"It is called The Invasion of the Crimea" said Penelope slowly. "I think it will be very interesting—further on."

"I wonder what the Crimea was," mused Esther.

"If we read very carefully perhaps we shall find out. There seems to be a lot about soldiers and battles."

"I wonder," said Esther, after a moment's thought, "if it will be any good our reading all this. Don't you think we ought to learn something that people talk about every day?"

Penelope looked a little disappointed. "I don't know," she said slowly. "I don't know how to—or what books to get, and—and p'r'aps some people do talk about the Crimea. Cousin Charlotte may, and then won't she be surprised if we know all about it!"

"Is it long?" asked Esther, still dubiously. Esther wanted to find the royal road to knowledge, which is easy and short and smooth—so they say, but no one knows, for no one has found it yet.

"Eight more volumes," said Penelope, almost apologetically. She was beginning to feel her zest for self-education considerably damped. "But," brightening up a little, "we can go on with this, at any rate, until we find out what we ought to learn. It can't do any harm. It looks like history, and I am sure we ought to know history."
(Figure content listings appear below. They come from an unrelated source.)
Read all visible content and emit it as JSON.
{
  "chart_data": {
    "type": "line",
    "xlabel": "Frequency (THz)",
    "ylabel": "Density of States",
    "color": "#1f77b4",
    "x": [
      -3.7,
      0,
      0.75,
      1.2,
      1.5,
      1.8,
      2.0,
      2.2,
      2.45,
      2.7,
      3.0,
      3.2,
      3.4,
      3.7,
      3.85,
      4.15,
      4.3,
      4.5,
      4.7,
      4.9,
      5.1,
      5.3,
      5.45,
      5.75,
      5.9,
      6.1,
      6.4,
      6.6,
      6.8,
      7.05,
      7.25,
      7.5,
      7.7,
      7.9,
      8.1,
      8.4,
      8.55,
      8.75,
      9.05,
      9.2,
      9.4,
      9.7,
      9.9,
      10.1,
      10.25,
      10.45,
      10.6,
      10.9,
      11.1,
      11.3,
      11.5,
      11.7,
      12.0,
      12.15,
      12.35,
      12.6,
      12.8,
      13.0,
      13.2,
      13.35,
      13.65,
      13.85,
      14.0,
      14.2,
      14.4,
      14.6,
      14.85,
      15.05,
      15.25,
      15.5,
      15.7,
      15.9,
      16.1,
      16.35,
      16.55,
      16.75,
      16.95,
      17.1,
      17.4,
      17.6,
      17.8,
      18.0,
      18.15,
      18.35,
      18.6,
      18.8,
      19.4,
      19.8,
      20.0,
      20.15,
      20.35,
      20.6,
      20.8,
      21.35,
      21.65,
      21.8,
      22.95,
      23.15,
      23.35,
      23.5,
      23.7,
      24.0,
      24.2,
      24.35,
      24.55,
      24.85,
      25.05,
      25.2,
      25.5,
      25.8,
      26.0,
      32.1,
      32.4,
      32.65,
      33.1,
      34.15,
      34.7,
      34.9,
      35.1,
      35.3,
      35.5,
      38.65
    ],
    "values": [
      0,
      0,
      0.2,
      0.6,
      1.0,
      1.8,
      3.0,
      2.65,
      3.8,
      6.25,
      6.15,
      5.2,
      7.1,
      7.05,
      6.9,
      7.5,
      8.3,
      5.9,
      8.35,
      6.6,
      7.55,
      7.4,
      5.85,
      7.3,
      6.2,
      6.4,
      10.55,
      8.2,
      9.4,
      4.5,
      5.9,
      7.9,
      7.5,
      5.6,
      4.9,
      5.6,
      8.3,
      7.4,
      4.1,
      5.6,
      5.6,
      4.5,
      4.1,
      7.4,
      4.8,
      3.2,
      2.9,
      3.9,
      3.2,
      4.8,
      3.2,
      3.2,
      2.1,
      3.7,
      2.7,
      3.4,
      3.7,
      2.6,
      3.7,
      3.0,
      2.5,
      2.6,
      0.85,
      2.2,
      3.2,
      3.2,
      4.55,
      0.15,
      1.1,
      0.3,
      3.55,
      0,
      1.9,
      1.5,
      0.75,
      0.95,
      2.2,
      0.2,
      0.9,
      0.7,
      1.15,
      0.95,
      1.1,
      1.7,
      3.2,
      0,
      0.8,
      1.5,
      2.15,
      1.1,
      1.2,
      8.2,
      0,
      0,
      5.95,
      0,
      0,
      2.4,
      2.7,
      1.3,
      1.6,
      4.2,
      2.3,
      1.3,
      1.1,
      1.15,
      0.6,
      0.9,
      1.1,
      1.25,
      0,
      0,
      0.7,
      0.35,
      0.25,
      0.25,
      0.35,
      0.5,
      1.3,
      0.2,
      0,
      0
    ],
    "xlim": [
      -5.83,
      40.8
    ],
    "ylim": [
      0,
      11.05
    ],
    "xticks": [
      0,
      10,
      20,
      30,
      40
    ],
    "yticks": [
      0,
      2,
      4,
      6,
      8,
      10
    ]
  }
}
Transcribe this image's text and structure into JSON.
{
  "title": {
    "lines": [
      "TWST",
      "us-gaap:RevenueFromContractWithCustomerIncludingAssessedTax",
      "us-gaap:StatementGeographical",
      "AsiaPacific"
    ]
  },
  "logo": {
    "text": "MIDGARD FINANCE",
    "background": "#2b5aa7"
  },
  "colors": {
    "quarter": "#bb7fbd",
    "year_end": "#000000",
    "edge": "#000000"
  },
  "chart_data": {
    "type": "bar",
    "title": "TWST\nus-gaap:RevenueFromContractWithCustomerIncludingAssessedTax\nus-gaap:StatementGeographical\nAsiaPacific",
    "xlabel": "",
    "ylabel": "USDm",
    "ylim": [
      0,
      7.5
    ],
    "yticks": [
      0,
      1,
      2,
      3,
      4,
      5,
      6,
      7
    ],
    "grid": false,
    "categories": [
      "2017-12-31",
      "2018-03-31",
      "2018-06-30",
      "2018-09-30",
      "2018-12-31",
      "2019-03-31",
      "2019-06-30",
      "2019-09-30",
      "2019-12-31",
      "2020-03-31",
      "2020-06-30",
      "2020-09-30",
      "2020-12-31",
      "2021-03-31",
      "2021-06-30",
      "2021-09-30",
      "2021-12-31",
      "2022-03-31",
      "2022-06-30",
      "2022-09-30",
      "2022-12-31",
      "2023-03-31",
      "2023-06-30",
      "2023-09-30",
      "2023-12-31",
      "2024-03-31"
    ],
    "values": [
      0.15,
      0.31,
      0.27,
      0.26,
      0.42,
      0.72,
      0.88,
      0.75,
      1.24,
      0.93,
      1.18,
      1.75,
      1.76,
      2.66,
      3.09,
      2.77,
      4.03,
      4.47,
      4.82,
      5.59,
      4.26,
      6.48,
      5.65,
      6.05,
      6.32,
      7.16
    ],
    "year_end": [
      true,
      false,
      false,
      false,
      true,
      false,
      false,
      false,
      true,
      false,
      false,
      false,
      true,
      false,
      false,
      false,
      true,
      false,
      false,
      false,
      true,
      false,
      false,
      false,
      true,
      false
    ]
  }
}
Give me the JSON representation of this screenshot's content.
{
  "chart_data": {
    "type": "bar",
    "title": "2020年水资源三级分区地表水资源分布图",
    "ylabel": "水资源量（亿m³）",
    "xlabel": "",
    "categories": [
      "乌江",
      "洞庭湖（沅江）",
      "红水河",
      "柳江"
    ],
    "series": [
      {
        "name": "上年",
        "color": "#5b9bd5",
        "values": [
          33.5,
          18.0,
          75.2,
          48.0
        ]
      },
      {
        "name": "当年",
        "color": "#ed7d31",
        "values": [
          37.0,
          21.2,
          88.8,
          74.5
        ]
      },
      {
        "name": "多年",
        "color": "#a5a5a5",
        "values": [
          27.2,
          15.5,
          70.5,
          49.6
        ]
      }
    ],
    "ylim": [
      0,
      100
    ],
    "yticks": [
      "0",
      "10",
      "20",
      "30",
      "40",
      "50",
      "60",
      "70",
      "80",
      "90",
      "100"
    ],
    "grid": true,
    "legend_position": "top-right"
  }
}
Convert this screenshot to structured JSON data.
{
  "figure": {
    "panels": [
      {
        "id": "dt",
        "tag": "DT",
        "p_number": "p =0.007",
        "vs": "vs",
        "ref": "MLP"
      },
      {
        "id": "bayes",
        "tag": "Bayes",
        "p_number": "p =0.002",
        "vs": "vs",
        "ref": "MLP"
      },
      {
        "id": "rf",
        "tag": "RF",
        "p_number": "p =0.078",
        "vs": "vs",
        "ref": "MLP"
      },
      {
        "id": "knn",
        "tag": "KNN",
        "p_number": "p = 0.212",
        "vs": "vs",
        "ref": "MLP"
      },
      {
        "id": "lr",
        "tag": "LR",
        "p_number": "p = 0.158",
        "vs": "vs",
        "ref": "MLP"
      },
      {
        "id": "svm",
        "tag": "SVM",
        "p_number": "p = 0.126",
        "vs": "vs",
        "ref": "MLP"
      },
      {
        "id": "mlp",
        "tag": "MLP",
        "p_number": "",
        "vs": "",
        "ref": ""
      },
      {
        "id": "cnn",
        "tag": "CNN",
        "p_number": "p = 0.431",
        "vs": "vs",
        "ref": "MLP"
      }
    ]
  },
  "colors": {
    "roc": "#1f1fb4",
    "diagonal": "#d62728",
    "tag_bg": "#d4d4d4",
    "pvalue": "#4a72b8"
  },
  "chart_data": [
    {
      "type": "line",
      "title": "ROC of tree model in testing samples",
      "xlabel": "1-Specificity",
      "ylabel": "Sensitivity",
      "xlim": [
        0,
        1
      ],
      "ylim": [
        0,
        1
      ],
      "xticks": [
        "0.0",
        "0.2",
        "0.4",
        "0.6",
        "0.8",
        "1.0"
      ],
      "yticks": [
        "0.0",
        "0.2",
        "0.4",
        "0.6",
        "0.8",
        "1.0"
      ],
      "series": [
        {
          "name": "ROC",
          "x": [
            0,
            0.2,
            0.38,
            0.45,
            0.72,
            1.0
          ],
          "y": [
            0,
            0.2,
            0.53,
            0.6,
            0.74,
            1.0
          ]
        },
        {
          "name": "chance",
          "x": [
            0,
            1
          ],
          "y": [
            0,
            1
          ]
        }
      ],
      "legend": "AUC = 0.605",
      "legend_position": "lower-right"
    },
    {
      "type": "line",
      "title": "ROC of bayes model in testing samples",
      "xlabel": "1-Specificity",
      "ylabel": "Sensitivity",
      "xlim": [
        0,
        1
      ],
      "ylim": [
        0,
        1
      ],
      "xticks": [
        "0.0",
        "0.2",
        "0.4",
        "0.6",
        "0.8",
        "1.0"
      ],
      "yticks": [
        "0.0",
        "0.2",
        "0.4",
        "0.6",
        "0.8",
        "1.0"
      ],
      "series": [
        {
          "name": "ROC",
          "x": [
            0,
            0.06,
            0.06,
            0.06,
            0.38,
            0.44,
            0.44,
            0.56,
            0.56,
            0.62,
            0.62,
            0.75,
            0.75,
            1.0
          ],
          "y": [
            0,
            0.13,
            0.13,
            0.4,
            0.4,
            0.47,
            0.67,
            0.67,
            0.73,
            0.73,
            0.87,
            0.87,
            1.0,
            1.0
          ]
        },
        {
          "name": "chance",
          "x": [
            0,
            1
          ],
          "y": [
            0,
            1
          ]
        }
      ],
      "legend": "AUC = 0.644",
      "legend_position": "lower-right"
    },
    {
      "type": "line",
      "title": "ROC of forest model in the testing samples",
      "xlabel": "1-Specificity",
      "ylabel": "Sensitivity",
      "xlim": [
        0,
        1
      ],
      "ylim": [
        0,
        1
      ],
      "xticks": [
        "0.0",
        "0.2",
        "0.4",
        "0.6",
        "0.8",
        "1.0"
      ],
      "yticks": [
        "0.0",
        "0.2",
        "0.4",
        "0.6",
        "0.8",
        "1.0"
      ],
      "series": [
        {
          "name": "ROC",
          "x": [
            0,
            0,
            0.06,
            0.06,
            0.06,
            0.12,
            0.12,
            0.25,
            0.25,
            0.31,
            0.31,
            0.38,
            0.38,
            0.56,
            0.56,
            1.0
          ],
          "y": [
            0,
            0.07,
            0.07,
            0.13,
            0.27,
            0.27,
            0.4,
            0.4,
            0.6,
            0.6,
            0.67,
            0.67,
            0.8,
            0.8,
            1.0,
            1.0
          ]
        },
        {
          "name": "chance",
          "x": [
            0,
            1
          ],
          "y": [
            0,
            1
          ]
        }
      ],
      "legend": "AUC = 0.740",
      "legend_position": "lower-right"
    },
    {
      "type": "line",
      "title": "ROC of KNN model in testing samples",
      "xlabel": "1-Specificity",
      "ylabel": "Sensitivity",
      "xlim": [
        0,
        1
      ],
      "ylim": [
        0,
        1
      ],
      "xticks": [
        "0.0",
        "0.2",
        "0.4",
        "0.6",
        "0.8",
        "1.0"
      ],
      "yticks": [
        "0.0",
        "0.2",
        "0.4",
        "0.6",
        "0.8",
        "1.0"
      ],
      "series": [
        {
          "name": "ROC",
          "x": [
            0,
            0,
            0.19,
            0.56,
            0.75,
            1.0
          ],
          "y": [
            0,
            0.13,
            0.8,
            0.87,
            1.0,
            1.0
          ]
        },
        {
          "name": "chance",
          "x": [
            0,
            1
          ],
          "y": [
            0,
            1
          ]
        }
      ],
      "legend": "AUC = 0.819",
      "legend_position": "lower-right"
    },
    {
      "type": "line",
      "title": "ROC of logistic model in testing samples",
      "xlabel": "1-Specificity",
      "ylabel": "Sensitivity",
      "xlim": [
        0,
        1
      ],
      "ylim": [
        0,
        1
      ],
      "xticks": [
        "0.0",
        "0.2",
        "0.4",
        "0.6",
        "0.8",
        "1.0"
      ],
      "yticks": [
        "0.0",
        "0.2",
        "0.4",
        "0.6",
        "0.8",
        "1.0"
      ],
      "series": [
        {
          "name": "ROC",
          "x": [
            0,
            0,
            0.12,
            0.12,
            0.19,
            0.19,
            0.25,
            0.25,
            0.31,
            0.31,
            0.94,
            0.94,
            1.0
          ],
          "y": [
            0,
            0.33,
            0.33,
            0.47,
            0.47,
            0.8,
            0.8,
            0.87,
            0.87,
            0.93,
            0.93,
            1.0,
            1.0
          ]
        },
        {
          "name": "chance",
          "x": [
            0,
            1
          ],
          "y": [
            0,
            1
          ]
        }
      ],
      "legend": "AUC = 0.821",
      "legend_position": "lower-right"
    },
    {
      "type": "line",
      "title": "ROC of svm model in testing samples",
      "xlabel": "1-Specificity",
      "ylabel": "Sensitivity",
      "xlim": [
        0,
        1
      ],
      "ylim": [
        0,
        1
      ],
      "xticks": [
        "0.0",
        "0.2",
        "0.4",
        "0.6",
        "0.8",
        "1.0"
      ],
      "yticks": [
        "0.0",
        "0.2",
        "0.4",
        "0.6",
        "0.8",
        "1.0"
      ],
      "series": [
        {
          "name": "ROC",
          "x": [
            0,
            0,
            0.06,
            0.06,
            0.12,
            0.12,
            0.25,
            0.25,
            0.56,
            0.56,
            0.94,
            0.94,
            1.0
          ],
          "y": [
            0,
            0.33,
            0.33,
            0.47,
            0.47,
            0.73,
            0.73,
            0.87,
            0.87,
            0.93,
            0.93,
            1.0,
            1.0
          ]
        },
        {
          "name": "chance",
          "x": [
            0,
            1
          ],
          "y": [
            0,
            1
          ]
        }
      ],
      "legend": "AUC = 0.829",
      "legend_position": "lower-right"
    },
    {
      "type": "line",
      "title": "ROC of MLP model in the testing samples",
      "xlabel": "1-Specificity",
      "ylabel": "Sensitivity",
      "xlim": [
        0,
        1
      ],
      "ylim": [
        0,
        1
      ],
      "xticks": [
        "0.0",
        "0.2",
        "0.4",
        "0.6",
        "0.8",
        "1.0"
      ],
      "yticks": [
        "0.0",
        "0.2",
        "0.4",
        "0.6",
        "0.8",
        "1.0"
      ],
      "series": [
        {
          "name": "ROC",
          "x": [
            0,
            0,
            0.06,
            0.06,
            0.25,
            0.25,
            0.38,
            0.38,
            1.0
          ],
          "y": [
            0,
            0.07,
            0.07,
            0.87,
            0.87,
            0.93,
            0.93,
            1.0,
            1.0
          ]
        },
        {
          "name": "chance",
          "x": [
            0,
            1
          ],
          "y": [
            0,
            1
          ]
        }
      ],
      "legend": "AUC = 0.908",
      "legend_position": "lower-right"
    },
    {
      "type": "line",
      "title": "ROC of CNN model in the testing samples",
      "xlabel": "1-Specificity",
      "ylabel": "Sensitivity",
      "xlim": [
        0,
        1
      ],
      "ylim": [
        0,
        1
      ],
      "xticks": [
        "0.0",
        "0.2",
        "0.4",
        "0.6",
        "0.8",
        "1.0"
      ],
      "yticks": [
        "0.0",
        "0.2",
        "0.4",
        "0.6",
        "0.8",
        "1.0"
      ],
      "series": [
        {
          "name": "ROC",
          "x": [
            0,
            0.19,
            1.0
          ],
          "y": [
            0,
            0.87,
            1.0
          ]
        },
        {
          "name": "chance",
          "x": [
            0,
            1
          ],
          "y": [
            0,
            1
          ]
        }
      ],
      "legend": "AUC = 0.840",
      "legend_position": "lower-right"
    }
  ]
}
"Yes," agreed Esther. So they began taking it in turns to read; but the words were long, and the names difficult to pronounce, and Esther's mind was in such a state of turmoil she could not fix it on anything, and line after line, as Penelope read, fell on deaf ears. "I think I shall go home now," she said at last. "Penelope, do you think we shall have some new clothes before we go away? We ought, we are dreadfully shabby."

Penelope looked up with doubt in her face. "I don't know. I don't expect so; you see it would cost such a lot to get things for the four of us, and there will be the tickets too, and it must be a very long journey."

Esther sighed. "Well, we are disgracefully shabby. I don't know what we are going to do. Cousin Charlotte will think we are a tramp's children."